Neue Studien zeigen einmal mehr: Glyphosat-Pestizide schädigen Ungeborene

Frauen in den durch Pestizide stark belasteten Agrargebieten Argentiniens erleiden dreimal häufiger eine Fehlgeburt, als dies im nationalen Durchschnitt der Fall wäre. Kommen die Kinder zur Welt, leiden sie doppelt so oft an Missbildungen. Das ergab eine Feldstudie der Universitätsklinik im argentinischen Cordoba. Deren Wissenschaftler hatten in einer Kleinstadt mit 8.000 Einwohner inmitten einer Agrargregion die Rate an Fehlgeburten und Missbildungen erhoben. Parallel dazu ermittelten die Wissenschaftler, dass in der Umgebung der Stadt auf 80.000 Hektar Land insgesamt 975 Tonnen Pestizide pro Jahr verprüht wurden, davon 650 Tonnen Glyphosat. Bei Messungen an mehreren Stellen in der Stadt wurden stark erhöhte Wert von Glyphosat im Boden festgestellt. Die Autoren kommen zu dem Schluss, dass ihre Studie trotz methodologischer Schwächen einen klaren Zusammenhang zwischen der Pestizidbelastung und den Auswirkungen auf die Schwangerschaft zeige.

Einen solchen Zusammenhang zeigt auch eine Studie der Universität im argentinischen Santa Fe – allerdings erst in der zweiten Generation. Maria Milesi und ihr Team hatten schwangeren Ratten ein in Argentinien übliches glyphosathaltiges Pestizid ins Futter gemischt. Die Konzentration lag im Bereich dessen, was bei Glyphosatrückständen in den US noch als sicher für den Menschen angesehen wird, schrieb das Portal GMWatch in seiner Besprechung der Studie. Die so ernährten Embryonen zeigten bei der Geburt keine Auffälligkeiten und wurden noch bis zum Ende der Säugezeit dem Pestizid ausgesetzt.
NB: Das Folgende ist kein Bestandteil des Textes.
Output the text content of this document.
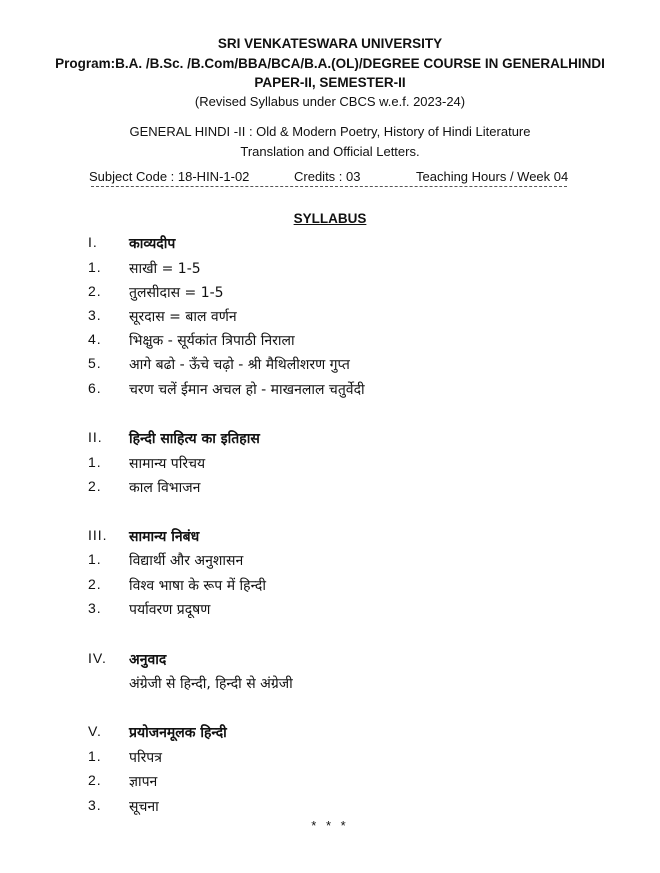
SRI VENKATESWARA UNIVERSITY
Program:B.A. /B.Sc. /B.Com/BBA/BCA/B.A.(OL)/DEGREE COURSE IN GENERALHINDI
PAPER-II, SEMESTER-II
(Revised Syllabus under CBCS w.e.f. 2023-24)
GENERAL HINDI -II : Old & Modern Poetry, History of Hindi Literature
Translation and Official Letters.
Subject Code : 18-HIN-1-02	Credits : 03	Teaching Hours / Week 04
SYLLABUS
I. काव्यदीप
1. साखी = 1-5
2. तुलसीदास = 1-5
3. सूरदास = बाल वर्णन
4. भिक्षुक - सूर्यकांत त्रिपाठी निराला
5. आगे बढो - ऊँचे चढ़ो - श्री मैथिलीशरण गुप्त
6. चरण चलें ईमान अचल हो - माखनलाल चतुर्वेदी
II. हिन्दी साहित्य का इतिहास
1. सामान्य परिचय
2. काल विभाजन
III. सामान्य निबंध
1. विद्यार्थी और अनुशासन
2. विश्व भाषा के रूप में हिन्दी
3. पर्यावरण प्रदूषण
IV. अनुवाद
अंग्रेजी से हिन्दी, हिन्दी से अंग्रेजी
V. प्रयोजनमूलक हिन्दी
1. परिपत्र
2. ज्ञापन
3. सूचना
* * *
Die Wissenschaftler paarten die weiblichen Ratten aus diesen Würfen und analysierten am 19. Tag nach der Begattung die Embryos der zweite Generation. Dabei zeigten sich die Tiere unverändert fruchtbar, allerdings war der Nachwuchs deutlich schwächer, was Größe und Gewicht der Embryos betraf. Überraschenderweise, wie die Forscher selber schreiben, stellten sie auch Anomalien fest wie zusammengewachsene Föten und Fehlentwicklungen der Gliedmaßen.

Bemerkenswert bei beiden Studien ist, dass sie nicht den reinen Wirkstoff Glyphosat betrachten, sondern die in der Praxis relevanten fertigen Pestizidmischungen mit ihren oft unbekannten Zusatzstoffen. Bei der Neuzulassung glyphosathaltiger Pestizide, an der derzeit das Bundeamt für Verbraucherschutz und Lebensmittelsicherheit arbeitet, sollten solche Ergebnisse also mit berücksichtigt werden.